I’ve been pondering why profit margins have become slender for technically competent, regulation-compliant HVAC businesses. And this is the case even when the business in question has acted responsibly – even proactively – to solve an issue and see that a building is up and running. There are several factors at play here, each part of a complex puzzle.
Let’s take a situation where we have a typical mixed-use commercial building.
The HVAC business in question overcomes some difficult site problems, and makes sure the system is commissioned and running. So you would think the client would be happy, and yet when all is said and done, the end result is a rather thin bottom line.
Question: Where is the money? Answer: It’s still with the unsatisfied client.
The complex structure of the building and development industry can include multiple stakeholders – architect, designer, project manager, developer, builder, financial institution – all assisting the client (the owner) to complete its project.
In theory, the development consent (with conditions) and the building contract (with exclusions) should clearly define the scope of works, who pays and when.
In practice, it’s a big relief when the total project price from a builder falls within budget, which begs the questions of how accurate was the budget?
When a project is funded, there is often a rush to sign all documents. In this haste, key questions are left unasked, and major considerations excluded from the process.
The omissions problem
Has the client that wants to occupy, rent, or sell all or part of the building fully understood what performance the HVAC will deliver, to what areas of the building, and under what conditions?
Cooling, heating, ventilation, noise control, energy use – have these all been considered and discussed?
The exclusions – the conditions under which construction proceeded – were they understood? Are they limiting the usage flexibility, and if so, is this to the full extent of the development consent?
Exasperation and misunderstandings
It’s at this point when an exasperated client might ask why they are being asked to pay extras and variations to allow tenants to have:
- A food shop, requiring exhaust ventilation, from the ground to above the roof
- An IT business on level XX, requiring additional cooling, condenser location, and electrical power
- A fit-out, including full-height partitioning, apparently interfering with installed HVAC
- A meeting room for 40 staff, and managing director’s office suite, in full-height glazed areas, requiring new individual controls and ventilation?
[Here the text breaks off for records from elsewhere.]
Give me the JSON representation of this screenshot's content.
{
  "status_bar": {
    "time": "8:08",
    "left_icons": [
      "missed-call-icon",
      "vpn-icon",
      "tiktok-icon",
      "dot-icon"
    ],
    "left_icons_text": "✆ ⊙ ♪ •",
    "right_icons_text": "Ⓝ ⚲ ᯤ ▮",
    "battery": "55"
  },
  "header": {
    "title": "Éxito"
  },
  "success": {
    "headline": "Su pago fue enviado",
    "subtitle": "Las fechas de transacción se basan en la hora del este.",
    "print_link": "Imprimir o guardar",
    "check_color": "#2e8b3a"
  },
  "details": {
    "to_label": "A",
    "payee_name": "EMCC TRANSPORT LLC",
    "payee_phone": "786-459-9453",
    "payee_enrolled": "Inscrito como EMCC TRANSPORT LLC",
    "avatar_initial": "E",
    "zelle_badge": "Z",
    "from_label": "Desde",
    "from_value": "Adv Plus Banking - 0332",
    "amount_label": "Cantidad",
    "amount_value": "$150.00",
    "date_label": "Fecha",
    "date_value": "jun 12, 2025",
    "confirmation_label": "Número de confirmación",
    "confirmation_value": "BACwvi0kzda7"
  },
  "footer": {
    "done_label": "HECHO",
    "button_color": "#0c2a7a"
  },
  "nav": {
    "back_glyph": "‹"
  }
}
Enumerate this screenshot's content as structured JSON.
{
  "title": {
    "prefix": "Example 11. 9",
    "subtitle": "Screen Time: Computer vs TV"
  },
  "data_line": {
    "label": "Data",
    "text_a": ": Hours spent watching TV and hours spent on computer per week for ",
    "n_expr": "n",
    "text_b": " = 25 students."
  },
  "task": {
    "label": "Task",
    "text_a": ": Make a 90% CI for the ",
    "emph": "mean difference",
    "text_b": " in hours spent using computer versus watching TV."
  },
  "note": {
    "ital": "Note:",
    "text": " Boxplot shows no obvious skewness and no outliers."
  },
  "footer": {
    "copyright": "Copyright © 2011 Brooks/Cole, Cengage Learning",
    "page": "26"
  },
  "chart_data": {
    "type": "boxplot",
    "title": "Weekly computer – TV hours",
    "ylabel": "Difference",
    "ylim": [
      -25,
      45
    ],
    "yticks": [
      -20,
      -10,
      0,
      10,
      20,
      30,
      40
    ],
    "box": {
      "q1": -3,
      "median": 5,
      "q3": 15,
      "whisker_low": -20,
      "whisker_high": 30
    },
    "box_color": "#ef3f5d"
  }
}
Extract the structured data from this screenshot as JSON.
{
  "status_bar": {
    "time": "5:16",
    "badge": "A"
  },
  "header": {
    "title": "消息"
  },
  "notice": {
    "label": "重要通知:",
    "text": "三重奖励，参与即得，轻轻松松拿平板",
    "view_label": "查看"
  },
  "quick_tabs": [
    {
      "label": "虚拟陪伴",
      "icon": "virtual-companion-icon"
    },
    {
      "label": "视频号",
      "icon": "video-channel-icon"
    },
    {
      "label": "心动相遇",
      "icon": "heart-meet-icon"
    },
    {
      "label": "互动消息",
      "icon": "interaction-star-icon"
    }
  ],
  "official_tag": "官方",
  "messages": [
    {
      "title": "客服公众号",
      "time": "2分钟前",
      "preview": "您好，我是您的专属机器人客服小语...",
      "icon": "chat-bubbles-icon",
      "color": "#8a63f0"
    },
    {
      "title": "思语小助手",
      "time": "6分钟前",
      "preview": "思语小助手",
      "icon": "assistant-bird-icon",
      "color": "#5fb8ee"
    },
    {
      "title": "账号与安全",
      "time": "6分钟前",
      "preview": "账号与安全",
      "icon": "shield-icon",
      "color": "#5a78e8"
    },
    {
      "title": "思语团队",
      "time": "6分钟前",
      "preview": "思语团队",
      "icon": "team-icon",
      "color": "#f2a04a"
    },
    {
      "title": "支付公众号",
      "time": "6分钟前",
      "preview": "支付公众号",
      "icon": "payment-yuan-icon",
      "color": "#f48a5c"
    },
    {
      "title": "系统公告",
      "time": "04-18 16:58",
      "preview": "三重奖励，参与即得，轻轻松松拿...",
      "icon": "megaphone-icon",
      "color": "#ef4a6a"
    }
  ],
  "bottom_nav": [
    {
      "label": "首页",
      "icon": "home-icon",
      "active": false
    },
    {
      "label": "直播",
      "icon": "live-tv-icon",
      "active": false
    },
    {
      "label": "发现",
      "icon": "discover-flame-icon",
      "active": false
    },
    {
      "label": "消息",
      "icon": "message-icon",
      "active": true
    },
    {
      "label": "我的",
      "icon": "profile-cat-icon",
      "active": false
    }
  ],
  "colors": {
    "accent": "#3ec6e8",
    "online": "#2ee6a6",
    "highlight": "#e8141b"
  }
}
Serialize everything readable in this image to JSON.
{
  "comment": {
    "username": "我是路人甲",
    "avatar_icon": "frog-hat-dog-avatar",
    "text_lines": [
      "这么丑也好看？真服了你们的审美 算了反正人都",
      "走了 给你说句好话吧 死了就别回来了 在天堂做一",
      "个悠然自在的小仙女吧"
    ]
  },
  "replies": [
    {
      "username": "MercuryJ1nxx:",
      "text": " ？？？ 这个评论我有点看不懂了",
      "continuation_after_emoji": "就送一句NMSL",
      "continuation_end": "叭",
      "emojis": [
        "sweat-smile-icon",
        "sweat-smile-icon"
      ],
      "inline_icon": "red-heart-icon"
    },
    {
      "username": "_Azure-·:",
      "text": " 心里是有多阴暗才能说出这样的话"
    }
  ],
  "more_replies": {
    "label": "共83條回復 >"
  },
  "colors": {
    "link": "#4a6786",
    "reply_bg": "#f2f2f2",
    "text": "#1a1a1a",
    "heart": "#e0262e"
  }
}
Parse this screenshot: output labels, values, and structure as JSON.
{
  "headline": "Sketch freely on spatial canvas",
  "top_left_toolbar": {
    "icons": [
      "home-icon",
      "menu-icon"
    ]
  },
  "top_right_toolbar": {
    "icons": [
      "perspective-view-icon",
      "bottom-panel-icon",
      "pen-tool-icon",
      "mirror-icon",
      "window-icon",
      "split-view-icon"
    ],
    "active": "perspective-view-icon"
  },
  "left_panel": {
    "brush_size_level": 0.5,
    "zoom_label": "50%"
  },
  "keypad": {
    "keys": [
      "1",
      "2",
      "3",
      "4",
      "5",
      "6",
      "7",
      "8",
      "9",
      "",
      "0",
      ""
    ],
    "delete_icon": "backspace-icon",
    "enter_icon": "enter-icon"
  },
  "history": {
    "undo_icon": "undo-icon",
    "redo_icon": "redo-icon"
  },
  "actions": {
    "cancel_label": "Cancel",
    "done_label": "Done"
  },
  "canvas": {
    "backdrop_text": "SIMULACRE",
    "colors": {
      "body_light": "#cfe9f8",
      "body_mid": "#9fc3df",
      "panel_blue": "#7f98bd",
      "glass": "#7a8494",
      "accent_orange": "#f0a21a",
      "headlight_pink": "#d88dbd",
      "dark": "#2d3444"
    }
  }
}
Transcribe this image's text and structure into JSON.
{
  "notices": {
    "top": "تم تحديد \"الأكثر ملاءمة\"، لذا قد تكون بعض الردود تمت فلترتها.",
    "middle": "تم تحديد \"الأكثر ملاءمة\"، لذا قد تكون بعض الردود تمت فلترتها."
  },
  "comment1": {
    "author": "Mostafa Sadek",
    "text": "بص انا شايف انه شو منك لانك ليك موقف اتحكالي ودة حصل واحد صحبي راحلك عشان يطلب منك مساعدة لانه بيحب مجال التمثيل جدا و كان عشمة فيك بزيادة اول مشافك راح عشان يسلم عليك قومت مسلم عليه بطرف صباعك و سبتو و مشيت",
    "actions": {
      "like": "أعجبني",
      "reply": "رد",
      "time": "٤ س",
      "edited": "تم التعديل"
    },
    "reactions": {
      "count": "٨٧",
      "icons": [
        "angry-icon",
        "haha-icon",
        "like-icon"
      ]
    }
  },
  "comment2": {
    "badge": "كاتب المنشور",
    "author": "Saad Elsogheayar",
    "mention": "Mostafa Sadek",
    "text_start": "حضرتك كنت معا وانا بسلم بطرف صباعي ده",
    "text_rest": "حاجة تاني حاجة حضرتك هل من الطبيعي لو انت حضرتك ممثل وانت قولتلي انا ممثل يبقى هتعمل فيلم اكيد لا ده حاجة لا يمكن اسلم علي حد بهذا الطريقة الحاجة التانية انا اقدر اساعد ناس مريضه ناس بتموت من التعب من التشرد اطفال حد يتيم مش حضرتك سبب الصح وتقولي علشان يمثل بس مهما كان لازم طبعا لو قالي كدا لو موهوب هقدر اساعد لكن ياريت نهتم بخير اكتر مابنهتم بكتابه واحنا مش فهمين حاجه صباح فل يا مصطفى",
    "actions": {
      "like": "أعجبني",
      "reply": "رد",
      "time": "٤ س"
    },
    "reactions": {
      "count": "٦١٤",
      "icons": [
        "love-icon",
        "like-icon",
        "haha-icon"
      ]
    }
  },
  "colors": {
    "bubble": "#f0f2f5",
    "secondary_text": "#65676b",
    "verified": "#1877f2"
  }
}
A frustrated HVAC supplier might respond by pointing out that the approved drawings showing a simple, generic office layout (no doubt to keep the tender price low) were signed off by the client. This despite the fact no individual tenant requirements were shown or included.
Price versus value
All of the possible uses for multiple-use commercial buildings described here – and of course others commonly required – must be discussed with the client who is responsible for paying. This must be done prior to documentation. In this way an understanding of the consequences of including new costs for whatever reasons – flexibility, exclusion, or cost – can be clearly understood.
Flexibility is the key to making this arrangement work. All reasonable uses within the development consent must be analysed.
Here are some potential questions to think about:
- Are condensers allowed on the roof? If so, to what minimum height?
- What are the noise restrictions?
- Does the partition layout compromise NCC/BCA egress provisions?
Finally, listen to the nagging voice of experience that understands a simple comparison and an old saying: the best price may not represent the best value.
Alan Obrart is a life member of AIRAH, and a recipient of the Institute’s highest honour: the James Harrison Award.